Hiszpańscy ratownicy poszukują u wybrzeży Wysp Kanaryjskich łodzi, która przewoziła co najmniej 200 afrykańskich migrantów. To jeden z trzech zagoniony tydzień temu statków płynących w kierunku lądu.

Łodzie hiszpańskiego ratownictwa wodnego
Łodzie hiszpańskiego ratownictwa wodnego
Źródło zdjęć: © Facebook

Jak poinformowała grupa pomocy imigrantom Walking Borders zaginiona łódź rybacka wypłynęła z Kafountine - nadmorskiego miasta w południowym Senegalu i kierowała się do odległej o 1700 km Teneryfy.

Jak informuje hiszpańska agencja prasowa Efe, na pokładzie mogło znajdować się wiele dzieci. Jest to jedna z trzech zaginionych łodzi z migrantami, a bilans ofiar może przekroczyć 300 osób.

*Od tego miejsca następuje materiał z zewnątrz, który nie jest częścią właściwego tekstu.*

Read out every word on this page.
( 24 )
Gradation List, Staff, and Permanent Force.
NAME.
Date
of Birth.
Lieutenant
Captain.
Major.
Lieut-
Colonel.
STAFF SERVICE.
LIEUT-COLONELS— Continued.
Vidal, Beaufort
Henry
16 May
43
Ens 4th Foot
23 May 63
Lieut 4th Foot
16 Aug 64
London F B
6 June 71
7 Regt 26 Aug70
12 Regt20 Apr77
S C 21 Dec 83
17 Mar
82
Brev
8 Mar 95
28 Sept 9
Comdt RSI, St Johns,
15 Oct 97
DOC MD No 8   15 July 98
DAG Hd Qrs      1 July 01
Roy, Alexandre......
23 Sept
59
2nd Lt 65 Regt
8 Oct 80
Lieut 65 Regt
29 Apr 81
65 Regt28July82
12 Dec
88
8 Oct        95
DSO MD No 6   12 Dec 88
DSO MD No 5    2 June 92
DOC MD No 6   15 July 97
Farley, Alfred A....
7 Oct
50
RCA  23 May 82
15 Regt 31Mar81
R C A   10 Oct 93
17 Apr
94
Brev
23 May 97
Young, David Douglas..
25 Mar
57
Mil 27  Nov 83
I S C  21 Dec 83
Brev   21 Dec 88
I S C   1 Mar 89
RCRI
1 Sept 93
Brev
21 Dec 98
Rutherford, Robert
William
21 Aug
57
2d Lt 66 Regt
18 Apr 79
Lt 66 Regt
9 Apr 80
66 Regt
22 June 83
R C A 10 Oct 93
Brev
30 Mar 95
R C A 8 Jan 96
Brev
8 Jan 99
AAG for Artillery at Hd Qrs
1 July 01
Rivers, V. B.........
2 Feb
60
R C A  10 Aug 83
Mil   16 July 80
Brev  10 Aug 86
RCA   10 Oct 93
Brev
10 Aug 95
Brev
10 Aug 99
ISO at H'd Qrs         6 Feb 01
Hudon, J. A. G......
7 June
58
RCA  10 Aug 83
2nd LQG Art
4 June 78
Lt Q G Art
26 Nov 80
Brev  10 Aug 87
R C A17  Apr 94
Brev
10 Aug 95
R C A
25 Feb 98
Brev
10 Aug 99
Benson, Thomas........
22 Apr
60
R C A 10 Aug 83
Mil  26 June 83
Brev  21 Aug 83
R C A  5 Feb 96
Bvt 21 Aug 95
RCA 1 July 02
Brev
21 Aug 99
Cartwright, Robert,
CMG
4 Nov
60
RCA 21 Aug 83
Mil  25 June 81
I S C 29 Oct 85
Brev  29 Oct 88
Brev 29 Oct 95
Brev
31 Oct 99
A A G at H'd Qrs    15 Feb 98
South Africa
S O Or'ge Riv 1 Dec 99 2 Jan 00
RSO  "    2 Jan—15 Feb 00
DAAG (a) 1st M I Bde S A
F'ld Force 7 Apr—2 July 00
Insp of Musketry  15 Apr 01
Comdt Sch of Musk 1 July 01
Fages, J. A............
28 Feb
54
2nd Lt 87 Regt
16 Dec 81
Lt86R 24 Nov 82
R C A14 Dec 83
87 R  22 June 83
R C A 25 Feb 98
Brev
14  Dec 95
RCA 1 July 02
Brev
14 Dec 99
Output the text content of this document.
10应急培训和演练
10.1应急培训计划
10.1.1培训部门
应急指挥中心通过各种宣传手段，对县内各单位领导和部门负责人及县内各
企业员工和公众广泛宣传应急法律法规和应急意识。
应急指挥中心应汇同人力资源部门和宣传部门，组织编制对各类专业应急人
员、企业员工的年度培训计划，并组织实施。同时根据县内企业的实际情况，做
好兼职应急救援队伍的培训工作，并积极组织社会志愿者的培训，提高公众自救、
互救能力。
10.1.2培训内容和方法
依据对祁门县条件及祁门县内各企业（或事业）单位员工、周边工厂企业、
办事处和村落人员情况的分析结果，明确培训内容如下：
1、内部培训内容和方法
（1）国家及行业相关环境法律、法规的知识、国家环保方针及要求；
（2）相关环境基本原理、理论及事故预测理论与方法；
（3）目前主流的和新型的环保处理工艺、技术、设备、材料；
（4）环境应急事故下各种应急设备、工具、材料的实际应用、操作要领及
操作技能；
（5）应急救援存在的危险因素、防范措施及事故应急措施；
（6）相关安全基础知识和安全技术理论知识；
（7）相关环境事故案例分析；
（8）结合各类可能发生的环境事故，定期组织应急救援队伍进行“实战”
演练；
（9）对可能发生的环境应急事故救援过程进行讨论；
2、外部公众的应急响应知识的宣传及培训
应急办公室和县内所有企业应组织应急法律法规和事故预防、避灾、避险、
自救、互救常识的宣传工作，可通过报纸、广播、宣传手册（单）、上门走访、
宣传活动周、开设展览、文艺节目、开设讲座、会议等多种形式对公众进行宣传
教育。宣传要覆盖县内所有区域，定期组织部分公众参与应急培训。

Dalsza część artykułu pod materiałem wideo

Zaginęły trzy łodzie z migrantami

Łódź, która zaginęła u wybrzeży Wysp Kanaryjskich, mogła przewozić do 200 osób. Opuściła Kafountine 27 czerwca, jednak nie dotarła do celu. Do poszukiwań zostały wysłane statki oraz samolot.

Służby poszukują też dwóch innych łodzi. - Na jednej z nich było około 65 osób, a na drugiej 60 - powiedziała pracowniczka Walking Borders, Helena Maleno.

Do zaginięcia doszło zaledwie dwa tygodnie po tym, jak Europa doświadczyła jednej z najgorszych katastrof morskich z migrantami na Morzu Śródziemnym, kiedy przepełniony trawler zatonął u wybrzeży Grecji.

Potwierdzono, że co najmniej 78 osób utonęło, ale ONZ poinformowała, że nawet 500 osób nadal jest zaginionych.

Podróż z Afryki Zachodniej na Wyspy Kanaryjskie jest jedną z najniebezpieczniejszych tras dla migrantów i ich prostych łodzi rybackich.